Sunday, April 22, 2018

Near and far

California's high-speed rail has nothing to go for it except the typical alliances of baptists and bootleggers that pretty much define large-scale infrastructure project boosterism in the U.S.  So it will go forward.

Large-capacity point-to-point modes (air or land) face a last-mile problem.  How to funnel the crowds to and from each point to and from many origins and destinations? As cities spread out (as they always have and always will), the problem becomes more serious. Where the numbers of passengers involved is large, there are various remedies, including the growing array of private on-demand cab services. Markets and tech are formidable,

Where the numbers are much smaller, as they will be with rail, there are only the default public (also baptists and bootleggers) conveyances. Just as the post office survives long after it has been outclassed by modern alternatives, these will be maintained via the usual political patronage. Here is an update of the post office story. Think about it: why do we still have an old-time postal service?

The spreading out of cities means that there are origins and destinations near and far. This is why the sprawl story is so wrong. This is also why average travel times and distances are so stable (see Alex Anas, 2014)

Even networking and agglomeration occur over a range of distances. We all converse and interact with interested parties near and far. We share ideas (and research) electronically and we also get on airplanes to attend meetings here, there and almost everywhere.


Saturday, April 07, 2018

Yin and yang

You could call cooperation and competition the ying and the yang of economics. Donald Trump and other protectionists only see competition whereas the fundamental lesson of economics is cooperation. Buyers and sellers cooperate; both want a deal. Sellers compete with other sellers, not with buyers.

Protectionists, including Fox's Lou Dobbs and many others, confuse the trade balance with a profit-loss statement.  "Nothing, however can be more absurd than this whole doctrine of the balance of trade" (Adam Smith).

The fact that buyers and sellers eagerly seek each other is not changed by the facts of their addresses, whether in the same nation or region or not. The fact that data are reported by geographic units ("trade gap"), mixed with the usual political grandstanding, gives many people the impression that the trade balance idea is useful.

So, as usual, everything is upended by politics. This where public choice economics helps. When sellers in country X fear the competition from sellers in country Y, and if they are politically potent (and economically impotent) they can win political points and elections. Small bands of buyers out-organize and out-vote much larger groups of consumers.

Many people are seemingly worried that China does not abide by WTO trade rules and out-mercantiles the U.S.  Again, some U.S. industries would be impacted. The WTO should police its own rules.  But short of that, China is moving towards greater state control (their crony capitalism); if the U.S. and others do not follow the same path, they will remain the more formidable. Many U.S. people and entities (not "the U.S.") will win.

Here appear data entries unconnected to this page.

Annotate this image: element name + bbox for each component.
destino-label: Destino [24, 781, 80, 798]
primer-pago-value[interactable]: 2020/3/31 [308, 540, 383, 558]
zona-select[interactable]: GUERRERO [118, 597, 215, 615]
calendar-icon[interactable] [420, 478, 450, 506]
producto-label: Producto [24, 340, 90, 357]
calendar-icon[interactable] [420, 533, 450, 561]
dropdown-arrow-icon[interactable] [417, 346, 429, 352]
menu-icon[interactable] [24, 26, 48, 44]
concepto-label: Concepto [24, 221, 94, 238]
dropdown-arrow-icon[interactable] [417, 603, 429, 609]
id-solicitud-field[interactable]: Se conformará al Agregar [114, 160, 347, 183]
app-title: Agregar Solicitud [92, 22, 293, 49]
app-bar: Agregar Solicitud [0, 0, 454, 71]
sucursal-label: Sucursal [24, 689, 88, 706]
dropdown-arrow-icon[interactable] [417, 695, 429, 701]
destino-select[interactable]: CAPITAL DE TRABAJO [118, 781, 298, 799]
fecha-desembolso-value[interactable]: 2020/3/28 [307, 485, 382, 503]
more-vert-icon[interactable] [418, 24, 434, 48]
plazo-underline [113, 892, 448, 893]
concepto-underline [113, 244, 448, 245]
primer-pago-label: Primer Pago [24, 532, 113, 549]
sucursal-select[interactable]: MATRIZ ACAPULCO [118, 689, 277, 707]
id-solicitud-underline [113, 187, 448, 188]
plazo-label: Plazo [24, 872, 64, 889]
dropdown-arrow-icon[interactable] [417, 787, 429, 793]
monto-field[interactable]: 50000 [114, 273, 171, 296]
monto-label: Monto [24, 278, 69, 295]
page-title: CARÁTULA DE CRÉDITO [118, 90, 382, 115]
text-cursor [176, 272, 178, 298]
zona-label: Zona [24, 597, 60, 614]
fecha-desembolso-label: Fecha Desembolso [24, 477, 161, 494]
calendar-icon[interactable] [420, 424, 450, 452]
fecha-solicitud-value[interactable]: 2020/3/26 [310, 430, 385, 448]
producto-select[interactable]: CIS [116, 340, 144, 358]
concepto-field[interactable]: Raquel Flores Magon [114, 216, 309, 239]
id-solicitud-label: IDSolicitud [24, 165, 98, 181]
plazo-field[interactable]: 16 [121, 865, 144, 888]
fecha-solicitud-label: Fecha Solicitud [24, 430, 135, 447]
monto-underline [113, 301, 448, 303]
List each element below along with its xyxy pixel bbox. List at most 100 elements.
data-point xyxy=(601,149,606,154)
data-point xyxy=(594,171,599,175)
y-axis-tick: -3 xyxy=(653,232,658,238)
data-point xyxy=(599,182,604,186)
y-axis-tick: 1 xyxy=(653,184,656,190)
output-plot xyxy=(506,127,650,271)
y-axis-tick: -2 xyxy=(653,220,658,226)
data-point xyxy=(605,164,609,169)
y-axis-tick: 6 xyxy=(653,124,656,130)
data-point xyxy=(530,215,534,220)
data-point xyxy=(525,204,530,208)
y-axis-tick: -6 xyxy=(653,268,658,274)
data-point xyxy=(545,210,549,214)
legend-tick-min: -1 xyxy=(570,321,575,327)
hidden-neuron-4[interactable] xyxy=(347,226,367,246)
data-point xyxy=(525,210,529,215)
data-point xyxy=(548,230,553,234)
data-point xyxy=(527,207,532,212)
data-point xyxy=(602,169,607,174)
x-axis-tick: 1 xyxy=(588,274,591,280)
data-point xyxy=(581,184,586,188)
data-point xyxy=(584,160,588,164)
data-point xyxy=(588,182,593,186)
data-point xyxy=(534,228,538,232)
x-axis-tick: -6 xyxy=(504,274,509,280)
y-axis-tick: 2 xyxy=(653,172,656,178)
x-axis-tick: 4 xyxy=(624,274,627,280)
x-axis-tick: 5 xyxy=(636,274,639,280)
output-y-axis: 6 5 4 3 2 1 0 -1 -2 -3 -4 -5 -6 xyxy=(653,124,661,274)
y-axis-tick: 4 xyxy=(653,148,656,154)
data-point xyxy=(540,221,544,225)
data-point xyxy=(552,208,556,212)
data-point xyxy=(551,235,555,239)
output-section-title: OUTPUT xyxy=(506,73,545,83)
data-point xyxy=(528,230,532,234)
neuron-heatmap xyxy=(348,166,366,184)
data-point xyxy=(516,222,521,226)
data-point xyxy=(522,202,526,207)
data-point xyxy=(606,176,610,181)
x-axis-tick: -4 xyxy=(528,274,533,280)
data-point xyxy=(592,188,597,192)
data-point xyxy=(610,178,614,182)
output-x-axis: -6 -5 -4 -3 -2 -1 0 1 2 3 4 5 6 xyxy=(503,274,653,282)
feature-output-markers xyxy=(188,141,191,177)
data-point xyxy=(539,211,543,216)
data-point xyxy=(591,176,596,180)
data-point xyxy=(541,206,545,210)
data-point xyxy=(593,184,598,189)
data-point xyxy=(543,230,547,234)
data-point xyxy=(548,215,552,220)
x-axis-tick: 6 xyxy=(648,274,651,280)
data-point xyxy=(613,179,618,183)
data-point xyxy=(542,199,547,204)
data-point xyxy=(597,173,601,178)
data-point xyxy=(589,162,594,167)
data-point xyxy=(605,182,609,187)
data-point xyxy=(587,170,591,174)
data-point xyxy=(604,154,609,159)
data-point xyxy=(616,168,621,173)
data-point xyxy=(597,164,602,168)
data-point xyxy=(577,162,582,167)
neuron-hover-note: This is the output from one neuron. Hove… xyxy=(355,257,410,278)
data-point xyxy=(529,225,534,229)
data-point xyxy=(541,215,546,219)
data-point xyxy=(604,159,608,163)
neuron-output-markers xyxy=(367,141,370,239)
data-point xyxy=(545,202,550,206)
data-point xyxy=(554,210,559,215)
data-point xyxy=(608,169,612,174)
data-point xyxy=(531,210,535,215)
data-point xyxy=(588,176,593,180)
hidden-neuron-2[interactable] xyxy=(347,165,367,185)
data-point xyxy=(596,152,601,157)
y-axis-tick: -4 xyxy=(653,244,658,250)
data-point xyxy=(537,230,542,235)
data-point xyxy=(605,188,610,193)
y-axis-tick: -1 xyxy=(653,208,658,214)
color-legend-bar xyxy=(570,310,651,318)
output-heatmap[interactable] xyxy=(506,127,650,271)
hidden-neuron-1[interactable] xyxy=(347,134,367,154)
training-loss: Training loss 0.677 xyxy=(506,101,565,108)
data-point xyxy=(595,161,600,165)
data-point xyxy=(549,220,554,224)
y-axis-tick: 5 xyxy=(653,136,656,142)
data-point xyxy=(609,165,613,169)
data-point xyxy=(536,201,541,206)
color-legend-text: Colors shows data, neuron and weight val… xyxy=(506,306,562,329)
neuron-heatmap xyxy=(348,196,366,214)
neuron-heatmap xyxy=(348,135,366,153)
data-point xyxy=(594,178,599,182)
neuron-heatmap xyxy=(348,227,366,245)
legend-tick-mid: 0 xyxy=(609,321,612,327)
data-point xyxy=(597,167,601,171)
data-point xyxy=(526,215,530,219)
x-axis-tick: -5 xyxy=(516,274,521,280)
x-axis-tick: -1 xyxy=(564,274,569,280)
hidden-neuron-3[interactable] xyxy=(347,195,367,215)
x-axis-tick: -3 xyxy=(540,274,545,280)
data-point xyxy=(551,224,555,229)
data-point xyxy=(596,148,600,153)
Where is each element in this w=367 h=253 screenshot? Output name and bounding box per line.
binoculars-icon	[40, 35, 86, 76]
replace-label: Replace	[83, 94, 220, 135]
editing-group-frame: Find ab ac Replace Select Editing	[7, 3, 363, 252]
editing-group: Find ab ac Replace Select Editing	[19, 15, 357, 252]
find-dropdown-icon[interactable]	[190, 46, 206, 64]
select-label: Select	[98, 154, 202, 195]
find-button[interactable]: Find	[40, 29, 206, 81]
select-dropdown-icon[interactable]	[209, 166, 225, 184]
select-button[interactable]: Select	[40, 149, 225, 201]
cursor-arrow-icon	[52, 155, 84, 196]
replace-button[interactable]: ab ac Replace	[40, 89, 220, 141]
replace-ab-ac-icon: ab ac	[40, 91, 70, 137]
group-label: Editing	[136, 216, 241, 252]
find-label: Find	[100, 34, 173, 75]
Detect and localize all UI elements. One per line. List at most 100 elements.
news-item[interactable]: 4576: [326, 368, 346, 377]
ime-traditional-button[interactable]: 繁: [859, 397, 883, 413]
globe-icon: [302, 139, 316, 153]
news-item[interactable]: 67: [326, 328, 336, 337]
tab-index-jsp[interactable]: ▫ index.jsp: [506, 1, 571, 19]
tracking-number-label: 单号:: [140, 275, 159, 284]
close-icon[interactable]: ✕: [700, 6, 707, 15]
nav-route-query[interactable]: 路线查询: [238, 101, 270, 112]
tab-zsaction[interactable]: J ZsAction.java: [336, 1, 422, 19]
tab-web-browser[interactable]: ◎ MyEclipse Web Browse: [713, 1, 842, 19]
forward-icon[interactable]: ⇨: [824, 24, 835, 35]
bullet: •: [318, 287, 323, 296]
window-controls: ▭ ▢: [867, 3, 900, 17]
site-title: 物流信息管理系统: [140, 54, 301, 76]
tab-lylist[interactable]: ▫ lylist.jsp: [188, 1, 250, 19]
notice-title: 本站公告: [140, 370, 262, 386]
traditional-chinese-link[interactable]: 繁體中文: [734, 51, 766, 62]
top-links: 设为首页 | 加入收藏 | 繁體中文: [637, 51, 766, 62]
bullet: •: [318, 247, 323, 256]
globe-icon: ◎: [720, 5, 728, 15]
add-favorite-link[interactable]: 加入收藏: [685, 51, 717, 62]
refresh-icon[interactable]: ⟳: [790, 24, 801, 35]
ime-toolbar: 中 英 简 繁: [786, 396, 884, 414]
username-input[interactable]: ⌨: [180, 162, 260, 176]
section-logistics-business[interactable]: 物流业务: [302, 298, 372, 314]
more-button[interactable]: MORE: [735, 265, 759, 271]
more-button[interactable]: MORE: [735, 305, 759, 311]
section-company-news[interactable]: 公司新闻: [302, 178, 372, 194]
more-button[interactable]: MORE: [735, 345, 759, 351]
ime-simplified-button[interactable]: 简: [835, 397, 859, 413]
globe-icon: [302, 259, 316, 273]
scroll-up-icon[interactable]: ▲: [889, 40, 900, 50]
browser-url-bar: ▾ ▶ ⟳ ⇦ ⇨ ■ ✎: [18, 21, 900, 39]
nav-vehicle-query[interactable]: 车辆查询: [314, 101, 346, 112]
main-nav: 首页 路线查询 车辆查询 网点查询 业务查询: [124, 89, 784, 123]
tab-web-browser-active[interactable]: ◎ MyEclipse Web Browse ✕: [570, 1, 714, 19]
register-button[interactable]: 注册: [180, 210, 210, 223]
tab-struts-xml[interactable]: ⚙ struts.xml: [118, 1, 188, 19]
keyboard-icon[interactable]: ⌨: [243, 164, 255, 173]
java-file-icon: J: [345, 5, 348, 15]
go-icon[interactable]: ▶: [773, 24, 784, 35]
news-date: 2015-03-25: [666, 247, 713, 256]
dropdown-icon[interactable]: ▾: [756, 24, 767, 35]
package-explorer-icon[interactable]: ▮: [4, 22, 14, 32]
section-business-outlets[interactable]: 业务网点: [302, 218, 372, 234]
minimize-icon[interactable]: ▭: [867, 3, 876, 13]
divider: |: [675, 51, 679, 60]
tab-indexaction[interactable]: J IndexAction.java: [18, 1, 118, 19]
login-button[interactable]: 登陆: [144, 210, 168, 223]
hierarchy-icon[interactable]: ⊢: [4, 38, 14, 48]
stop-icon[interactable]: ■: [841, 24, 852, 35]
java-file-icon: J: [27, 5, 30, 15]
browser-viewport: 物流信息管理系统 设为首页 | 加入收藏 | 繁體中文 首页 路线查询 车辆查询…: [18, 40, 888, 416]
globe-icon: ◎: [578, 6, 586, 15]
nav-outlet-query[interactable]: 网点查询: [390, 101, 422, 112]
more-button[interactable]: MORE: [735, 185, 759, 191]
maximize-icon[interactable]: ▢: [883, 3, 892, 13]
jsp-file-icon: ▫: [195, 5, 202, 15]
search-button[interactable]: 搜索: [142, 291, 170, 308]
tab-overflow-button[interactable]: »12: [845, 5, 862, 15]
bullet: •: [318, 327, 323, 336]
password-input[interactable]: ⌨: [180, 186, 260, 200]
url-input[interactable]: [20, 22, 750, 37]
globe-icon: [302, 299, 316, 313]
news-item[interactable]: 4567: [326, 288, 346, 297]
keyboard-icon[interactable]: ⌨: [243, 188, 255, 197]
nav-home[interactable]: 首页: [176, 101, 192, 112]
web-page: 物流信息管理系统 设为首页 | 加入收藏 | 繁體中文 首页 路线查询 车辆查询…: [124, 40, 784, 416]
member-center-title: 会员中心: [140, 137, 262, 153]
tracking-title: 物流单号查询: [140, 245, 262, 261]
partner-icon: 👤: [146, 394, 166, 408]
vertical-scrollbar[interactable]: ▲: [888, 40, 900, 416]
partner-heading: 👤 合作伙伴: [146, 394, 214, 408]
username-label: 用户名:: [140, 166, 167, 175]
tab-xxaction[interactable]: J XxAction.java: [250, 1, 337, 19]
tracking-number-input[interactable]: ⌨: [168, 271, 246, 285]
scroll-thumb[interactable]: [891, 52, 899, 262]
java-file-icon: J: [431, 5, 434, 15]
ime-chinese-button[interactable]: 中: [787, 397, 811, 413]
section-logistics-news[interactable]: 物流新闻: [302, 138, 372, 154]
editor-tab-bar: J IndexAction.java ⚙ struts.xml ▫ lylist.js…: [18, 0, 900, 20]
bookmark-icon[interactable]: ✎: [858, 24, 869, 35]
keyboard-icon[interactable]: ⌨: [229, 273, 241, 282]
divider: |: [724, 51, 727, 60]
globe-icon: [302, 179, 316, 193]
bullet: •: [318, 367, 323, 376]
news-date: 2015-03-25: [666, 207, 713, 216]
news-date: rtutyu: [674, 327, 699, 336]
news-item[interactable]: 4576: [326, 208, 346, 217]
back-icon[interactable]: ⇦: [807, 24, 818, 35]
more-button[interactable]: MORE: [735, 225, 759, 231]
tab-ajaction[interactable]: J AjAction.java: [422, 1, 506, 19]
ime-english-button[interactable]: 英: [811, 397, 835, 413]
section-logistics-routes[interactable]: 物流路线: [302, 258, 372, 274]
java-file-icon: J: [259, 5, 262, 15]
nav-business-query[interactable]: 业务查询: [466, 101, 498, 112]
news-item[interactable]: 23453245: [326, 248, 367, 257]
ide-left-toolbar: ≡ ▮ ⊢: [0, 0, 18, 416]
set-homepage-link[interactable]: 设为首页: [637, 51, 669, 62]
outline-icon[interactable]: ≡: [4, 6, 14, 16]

Timothy Taylor makes a similar point.



Monday, April 02, 2018

Bi-partisan

The post-recession reckoning among economists (and others) is in full swing and will go on. Among my favorites is the very readable Behind the Model: A Constructive Critique of Economic Modeling by Peter Spiegler. My review is forthcoming in the Independent Review.

Beyond all this, I have often mentioned that economic theory of any kind is almost useless if it ignores public choice analysis -- as much of it still does.

Here is news from Washington DC's Metro:

“Uber and Lyft are part of the transit system here, and so they should help pay to fix Metro because they’re benefiting from Metro’s demise,” [D.C. Councilman Jack] Evans told The Washington Post after D.C. Mayor Muriel E. Bowser introduced new taxes on the ride-sharing companies based largely off his advice. (reports Timothy Meads)

This is not an unusual sentiment.  The public schools must be defended and maintained because they are a jobs program.  So it is with public transit, the post office and an uncountable number of public programs and agencies. This bizarre logic is natural to its proponents but under the radar for much of the electorate -- just as public choice analysis suggests.

What else does the theory predict?  These programs will survive even as the red ink (and awful rhetoric) accumulate. The California bullet train will be continue to be funded.  Trump's infrastructure plan will spawn more such projects -- with considerable bi-partisan support.

ADDED

Mike Munger and Russ Roberts discuss the various problems with textbook prescriptions for congestion taxes. They only lightly treat the problem of who will set the fees -- and what will they do with the revenues? That is the elephant-in-the-room highlighted by the Washington D.C. episode mentioned above.